Scientists, the federal government and the pharmaceutical industry must work together quickly to solve the growing crisis of antibiotic-resistant bacteria, a Virginia Commonwealth University infectious disease expert said in today's issue of The New England Journal of Medicine.
Money is the biggest obstacle to developing new classes of antibiotics, and public health is at stake, said Richard P. Wenzel, M.D., chairman of VCU's Department of Internal Medicine, adding that mortality rates from many infections will increase without effective antibiotics.
Little work has been done in the past 30 years to advance the discovery of new classes of antibiotics to treat infection, Wenzel wrote in an opinion piece for the journal. Four new classes of antibiotics were approved in the 1930s and 1940s, and six more became available in the 1950s and 1960s, he wrote. However, none was approved in the 1970s, 1980s or 1990s, and only two new classes of antibiotics have been approved since 2000.
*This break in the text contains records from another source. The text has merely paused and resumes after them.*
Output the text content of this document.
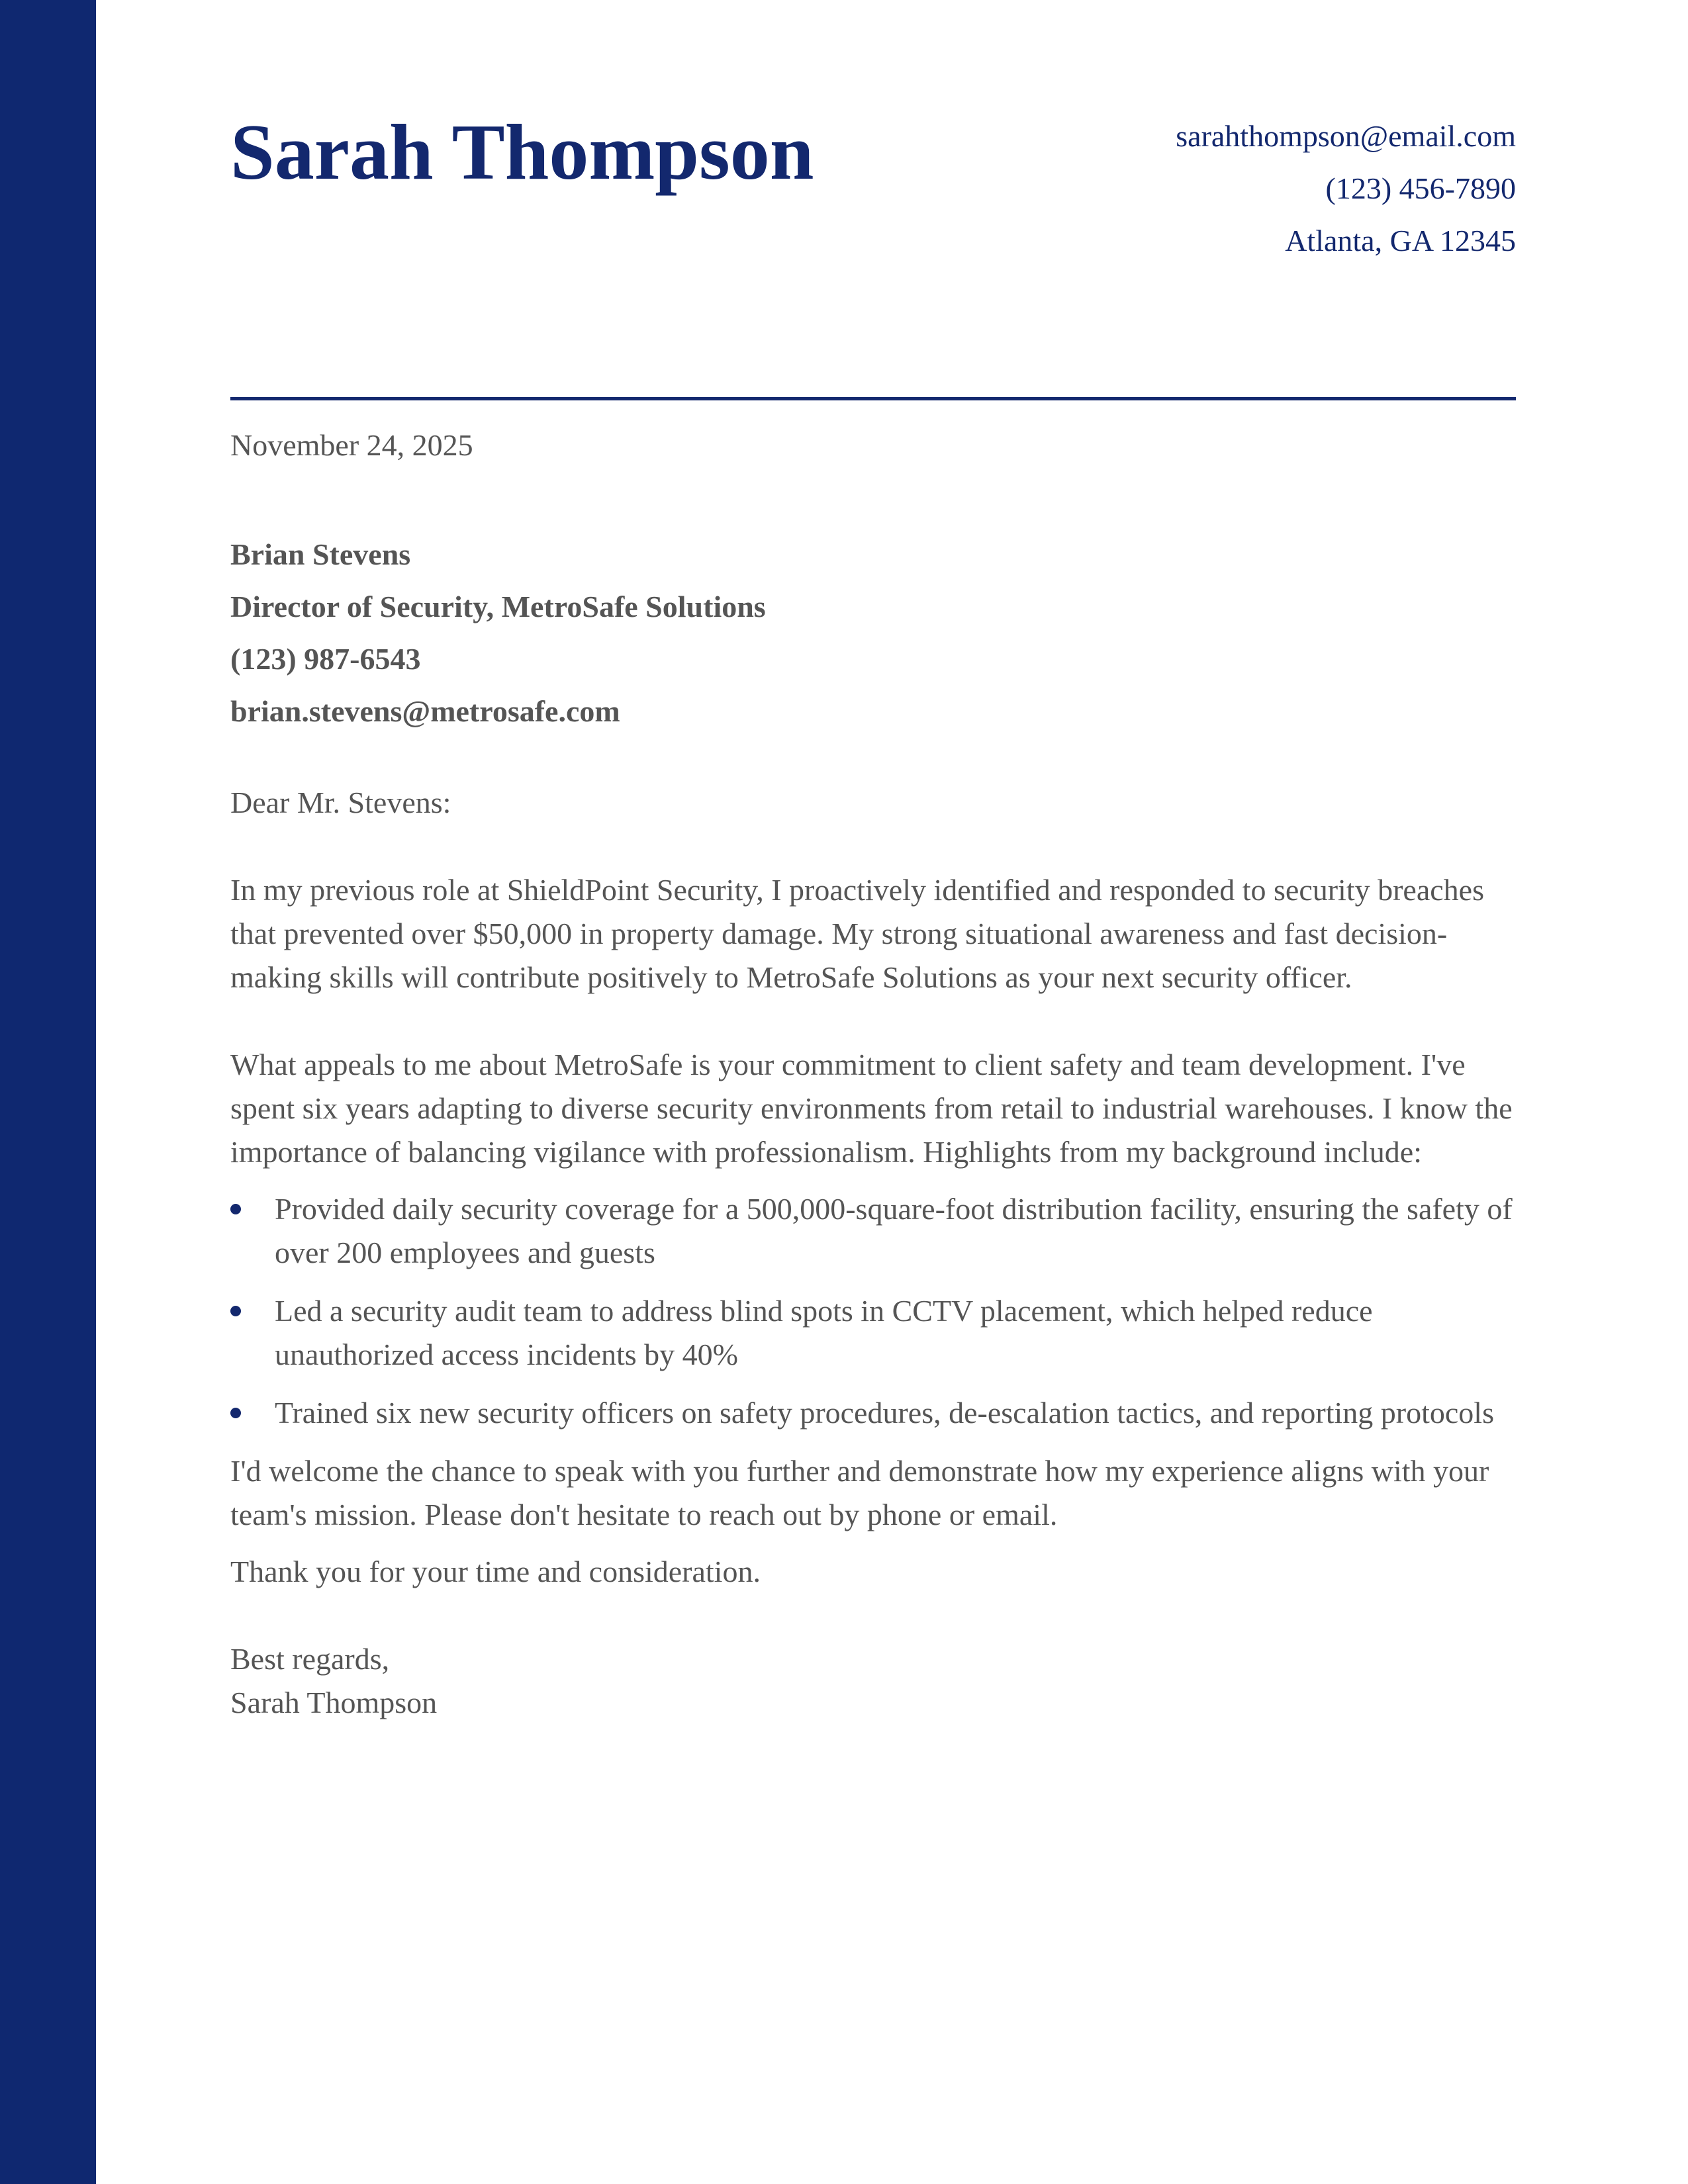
Sarah Thompson	sarahthompson@email.com
(123) 456-7890
Atlanta, GA 12345
November 24, 2025
Brian Stevens
Director of Security, MetroSafe Solutions
(123) 987-6543
brian.stevens@metrosafe.com
Dear Mr. Stevens:

In my previous role at ShieldPoint Security, I proactively identified and responded to security breaches that prevented over $50,000 in property damage. My strong situational awareness and fast decision-making skills will contribute positively to MetroSafe Solutions as your next security officer.

What appeals to me about MetroSafe is your commitment to client safety and team development. I've spent six years adapting to diverse security environments from retail to industrial warehouses. I know the importance of balancing vigilance with professionalism. Highlights from my background include:

Provided daily security coverage for a 500,000-square-foot distribution facility, ensuring the safety of over 200 employees and guests
Led a security audit team to address blind spots in CCTV placement, which helped reduce unauthorized access incidents by 40%
Trained six new security officers on safety procedures, de-escalation tactics, and reporting protocols

I'd welcome the chance to speak with you further and demonstrate how my experience aligns with your team's mission. Please don't hesitate to reach out by phone or email.

Thank you for your time and consideration.

Best regards,
Sarah Thompson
Over the years, almost half the pneumococci, the bacteria responsible for infections like pneumonia and meningitis, have become resistant to penicillin drugs, and half of all Staph infections in U.S. hospitals are resistant to a newer class of antibiotic, Wenzel wrote. That leaves the vancomycin class, considered the primary rescue antibiotic, as the alternative, and officials are seeing reports of occasional resistance to that drug also.
The pharmaceutical industry traditionally favors investment in research on drugs that have a greater financial return such as those for musculoskeletal diseases and cancer, resulting in fewer scientists working to develop new classes of antibiotics, he wrote.